Execution imperfections, such as price slippage or temporarily wider spreads, are common occurrences in live trading. These factors can cause the actual closing price of a trade to be less favorable than the ideal price observed or targeted during the backtest. This Monte Carlo simulation models the impact of such random execution issues.

If we apply this Monte Carlo test, a random percentage of trades (Probability) during the backtest will have their execution outcome degraded. This is achieved by worsening the ClosePrice of the selected trades. The amount by which the ClosePrice is worsened is also randomized for each affected trade, calculated as a random percentage (up to Max Degradation Percent) of the price range covered by that specific trade (from OpenPrice to the original ClosePrice).
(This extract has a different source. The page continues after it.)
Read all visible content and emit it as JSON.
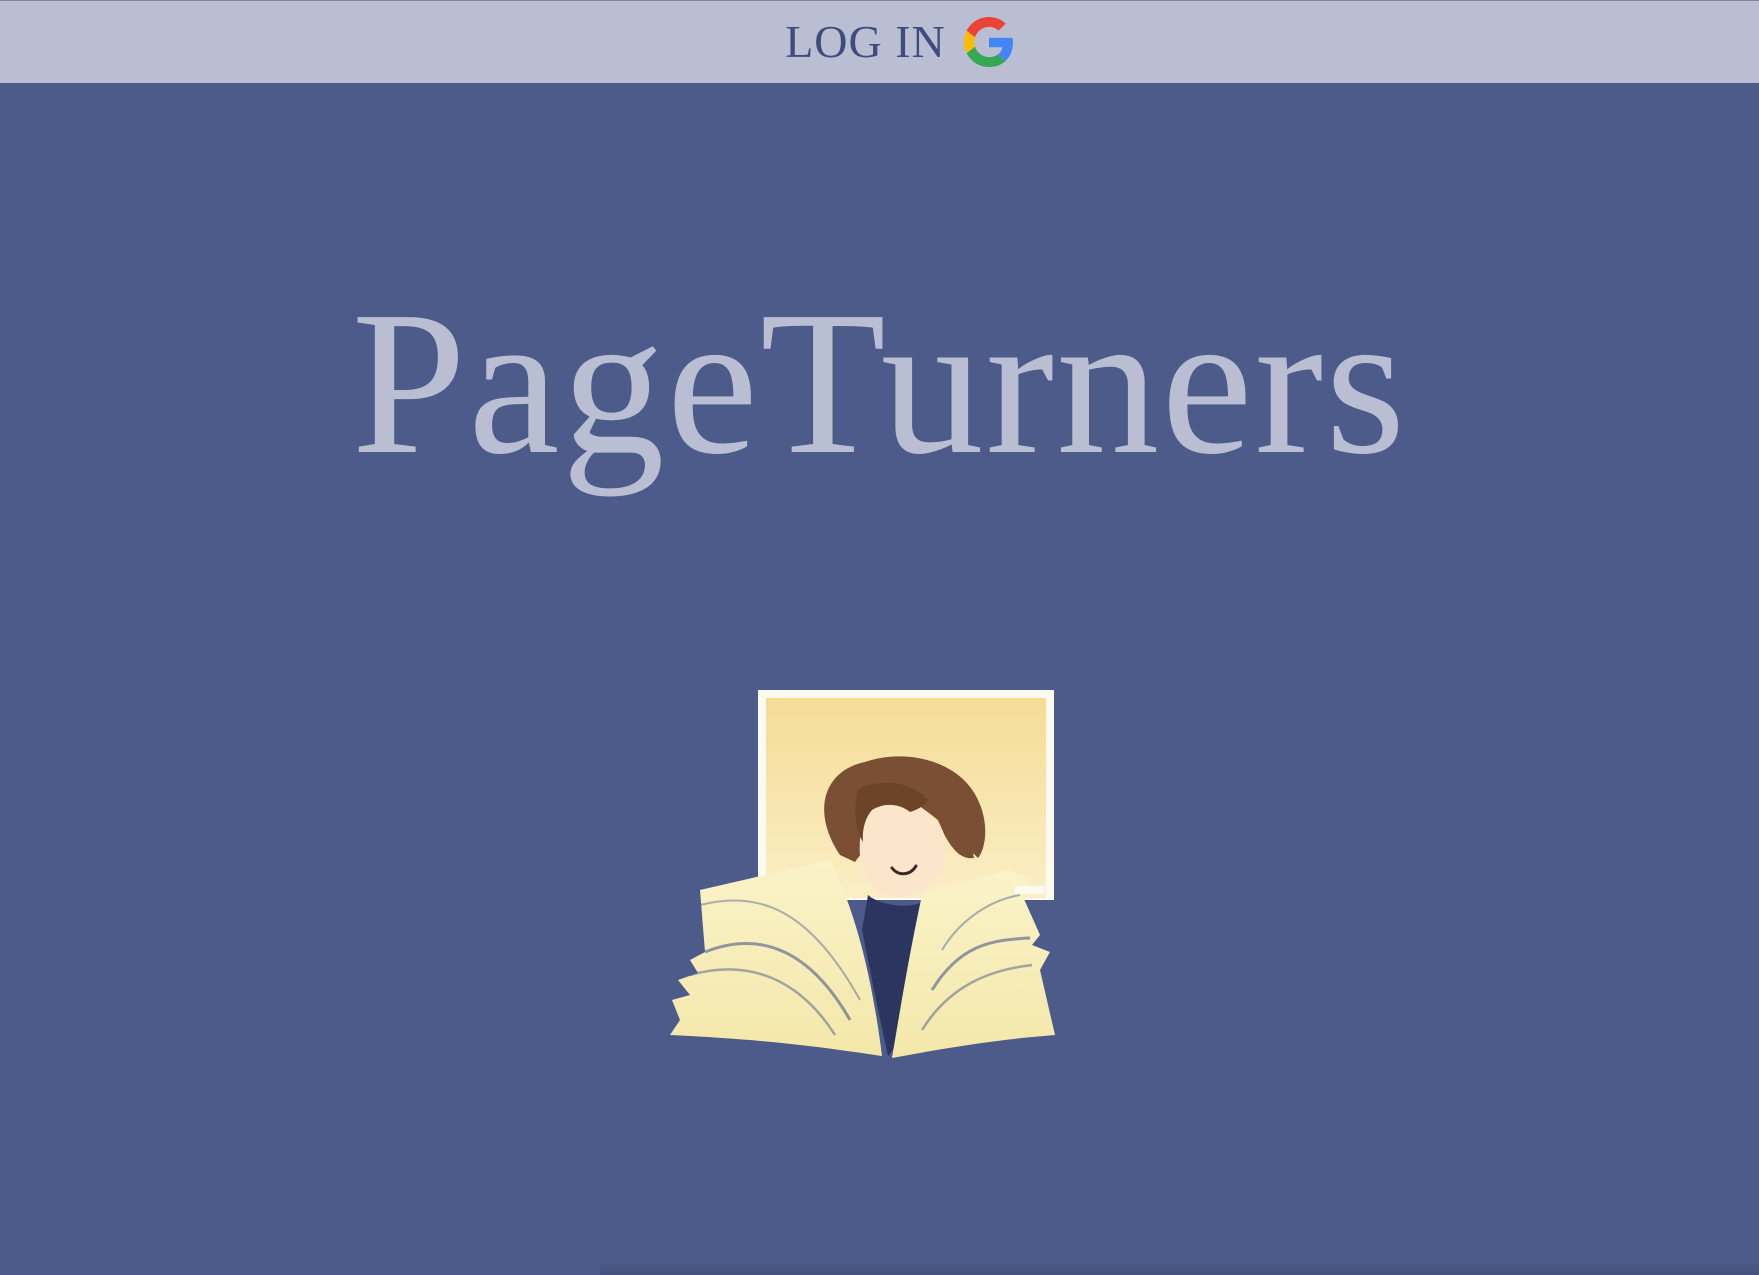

A “worse” price means a lower closing price for long trades and a higher closing price for short trades, thus reducing profits or increasing losses.

Simply said, by running 500 (or a different number) backtests, where each backtest applies this random price degradation to a different subset of trades and with varying severity, you can acquire a Monte Carlo analysis perspective on the strategy’s sensitivity to execution quality variations.

In this particular example, we might run 100 simulations with randomized execution degradation applied as described.

This test differs from applying a fixed slippage value to all trades. Here, the degradation effect is probabilistic:

  1. Which trades are affected is random (based on Probability).

  2. How much each affected trade is degraded is also random (up to Max Degradation Percent of its range).

Therefore, each simulation run represents a unique backtest scenario. One simulation might see trades #5, #23, and #58 degraded by small amounts, while another simulation might affect trades #12, #23, #45, and #70, with trade #23 potentially experiencing a larger price degradation than in the first simulation. If the number of Monte Carlo simulations is set to 500, there will be 500 unique backtest results, each reflecting a different plausible pattern of random execution imperfections. This helps assess the robustness of the strategy against unpredictable execution variations encountered in live markets.